Je ne vois aucun mal à adopter une culture qui n’est pas celle de mes ancêtres. Je suis né en France, j’ai étudié en Allemagne et vécu en Angleterre, et j’ai épousé une Tchèque. Bien que je ne sois sans doute pas loin de 100% français (quoi que cela veuille dire), je me sens également partiellement Allemand, Anglais et Tchèque. Mais je n’ai pas appris cela en lisant des livres. J’ai vécu là-bas et j’ai rencontré des gens. J’ai appris leur langue et adopté certaines de leurs façons d’être. Je n’ai jamais prétendu que je voulais acquérir ces cultures, cela s’est juste fait naturellement au travers d’un long et respectueux procédé d’échanges.

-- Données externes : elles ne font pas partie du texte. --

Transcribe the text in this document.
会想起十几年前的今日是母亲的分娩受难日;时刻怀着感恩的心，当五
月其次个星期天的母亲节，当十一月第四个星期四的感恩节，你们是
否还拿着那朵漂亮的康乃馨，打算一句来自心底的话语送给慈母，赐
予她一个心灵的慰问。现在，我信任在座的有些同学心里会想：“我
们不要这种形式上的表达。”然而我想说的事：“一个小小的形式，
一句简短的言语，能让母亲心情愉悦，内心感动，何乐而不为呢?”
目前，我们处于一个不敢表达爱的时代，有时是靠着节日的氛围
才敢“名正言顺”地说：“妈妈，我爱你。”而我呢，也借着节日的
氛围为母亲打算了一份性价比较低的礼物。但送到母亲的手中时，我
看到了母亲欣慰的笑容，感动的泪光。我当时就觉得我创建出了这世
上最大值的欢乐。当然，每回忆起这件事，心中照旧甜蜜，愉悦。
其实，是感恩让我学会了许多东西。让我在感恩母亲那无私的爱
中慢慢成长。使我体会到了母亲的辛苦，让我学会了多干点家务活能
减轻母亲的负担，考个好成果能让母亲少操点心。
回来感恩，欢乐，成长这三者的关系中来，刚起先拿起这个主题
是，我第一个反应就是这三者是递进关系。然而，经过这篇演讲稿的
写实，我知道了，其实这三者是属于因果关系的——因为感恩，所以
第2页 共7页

Je réalise que ma « passion » pour les cultures Amérindiennes est différente. J’ai beaucoup appris par les livres, qui bien qu’étant pour la plupart précis, détaillés et très documentés, n’en restent pas moins des livres. Je suis allé aux Etats-Unis de nombreuses fois mais n’ai rencontré que peu d’Amérindiens. J’avais en quelque sorte succombé à la vision romantique du bon Indien connecté à la Nature, et j’avais cru que je pourrais en devenir un.

En route, j’avais oublié qui j’étais. Je ne suis pas né Lakota, Maori ou Buryate. Je n’ai jamais vécu en Amérique, en Polynésie ou en Sibérie, et je ne planifie pas vraiment de le faire dans le futur. Le chemin que je voulais suivre n’était pas le mien.

Mon intérêt pour les cultures Amérindiennes et Polynésiennes est sincère, et il reste présent. Tout comme mon amour pour la nature et l’inspiration qu’elle me donne.

Mais je ne vais pas tout mélanger. Oui, nous sommes tous parents, mais je ne vais pas essayer d’être ce que je ne suis pas.

Je n’essaierai pas de devenir chamane. Je vais me contenter d’être moi-même.